Mated to AMG’s hand-built 4.0-liter twin-turbocharged V8 is a nine-speed multi-clutch automatic gearbox and variable all-wheel drive system. Other AMG-specific upgrades include an electronically locking rear differential, dynamic (adjustable) engine mounts, a three-stage stability control system, and available carbon ceramic brakes. Thanks in part to a launch control system, the E63 S sedan rockets to 60 mph in 3.3 seconds (the wagon trails by just a tenth of a second) and on to a top speed of 186 mph (please leave your kids at home for that trip). By comparison, BMW’s new M5, with 600hp and 553 lb-ft of torque, blasts to 60 mph in 3.2 seconds and is limited to a top speed of 163 mph.
Lap after lap, the E63 S delivers consistent braking, acceleration, and handling performance to satisfy any enthusiast
Two things become immediately apparent as we pilot the E63 S wagon around NCM Motorsports Park’s 3.2-mile course: first, this thing is heavy (4,697 pounds to be precise), and second, AMG masks that heft brilliantly. Gripping with Michelin Pilot Sport 4S tires, the E63 S wagon shuttles torque wherever it’s needed to slingshot out of corners. Not that it requires the momentum; once a straight comes into view, the bi-turbo V8 roars its way towards the next braking point.
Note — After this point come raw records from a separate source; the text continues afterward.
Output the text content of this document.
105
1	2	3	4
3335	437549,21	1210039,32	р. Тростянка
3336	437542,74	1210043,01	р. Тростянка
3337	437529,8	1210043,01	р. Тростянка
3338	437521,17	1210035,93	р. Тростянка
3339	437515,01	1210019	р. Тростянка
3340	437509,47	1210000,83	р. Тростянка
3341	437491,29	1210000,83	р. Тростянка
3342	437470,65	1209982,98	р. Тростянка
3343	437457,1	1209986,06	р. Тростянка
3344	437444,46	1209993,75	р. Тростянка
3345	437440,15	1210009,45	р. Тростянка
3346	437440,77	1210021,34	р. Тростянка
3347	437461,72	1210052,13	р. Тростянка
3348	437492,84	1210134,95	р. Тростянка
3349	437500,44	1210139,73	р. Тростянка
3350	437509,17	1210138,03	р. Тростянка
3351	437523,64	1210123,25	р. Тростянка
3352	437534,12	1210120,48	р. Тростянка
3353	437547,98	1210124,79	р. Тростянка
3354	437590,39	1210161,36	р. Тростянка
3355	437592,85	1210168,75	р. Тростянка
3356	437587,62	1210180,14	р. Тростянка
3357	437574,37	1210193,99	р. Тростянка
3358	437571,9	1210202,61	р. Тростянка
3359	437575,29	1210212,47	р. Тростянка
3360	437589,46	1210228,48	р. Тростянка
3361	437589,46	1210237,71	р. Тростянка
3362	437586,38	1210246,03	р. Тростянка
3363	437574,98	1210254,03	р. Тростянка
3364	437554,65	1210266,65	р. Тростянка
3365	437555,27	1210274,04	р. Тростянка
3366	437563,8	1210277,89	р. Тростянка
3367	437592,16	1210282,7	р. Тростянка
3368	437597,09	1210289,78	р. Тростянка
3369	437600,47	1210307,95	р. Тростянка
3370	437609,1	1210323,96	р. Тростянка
In no time, we’re digging into the carbon ceramic brakes to shear off speed before pitching into a corner. Smooth inputs and a modicum of restraint keeps all four of the E63’s tires on rails, but the wagon’s big arse loves to come ‘round when we hop on the throttle a bit early or trail brake too aggressively. In those moments of oversteer, though, reeling the wagon back in is little trouble.
Hour after hour, lap after lap, both the E63 S sedan and wagon deliver consistent braking, acceleration, and handling performance to satisfy any enthusiast. At day’s end, we use our biggest puppy dog eyes when asking permission to try “drift mode” – a sub-selection within Race mode that turns the E63 S into a completely rear-drive vehicle – but to no avail. Instead, Tommy Kendall (racing driver and television broadcaster) puts on a drifting demo to separate the last tread from some well-used tires.
Mercedes-AMG offers a four-year/50,000-mile new car warranty to match its luxury rivals, but while BMW, Audi, and Cadillac offer complimentary scheduled maintenance (for varied terms), E63 S buyers must pay for all service from day one. Owners of the previous generation of E63 sedan and wagon report general positive experiences with rare instances of unscheduled repairs. Though the E63 S is new and therefore unproven, the E-Class on which it’s based has been out for a couple years without major red flags.
How DT would configure this car
Our perfect E63 S 4Matic+ has “wagon” in its title and sleeper sensibilities. Painted obsidian black metallic with matte black forged alloy wheels, you wouldn’t want to meet this brooding beast in a dark alley. Inside, we prefer our seating surfaces coated in nut brown Nappa leather and contrasted by natural grain black ash wood. Add in the AMG Premium Package ($3,600) for Mercedes-Benz’s full suite of driver aids, a surround view camera system, and a head-up display. Our final add-on is massaging front seats with rapid heating ($1,770). The final tally on our 2018 Mercedes-AMG E63 S 4Matic+ Wagon is $115,885 including destination and handling fees.
There isn’t a sane reason for 603 horsepower in a sedan or station wagon – and that’s what makes the Mercedes-AMG E63 S 4Matic+ so beguiling. Leave the giant wings, dihedral doors, and inch-high ground clearance to the supercars, but take the ludicrous acceleration with you on the way to soccer practice. Is there such a thing as a carpool waiting list?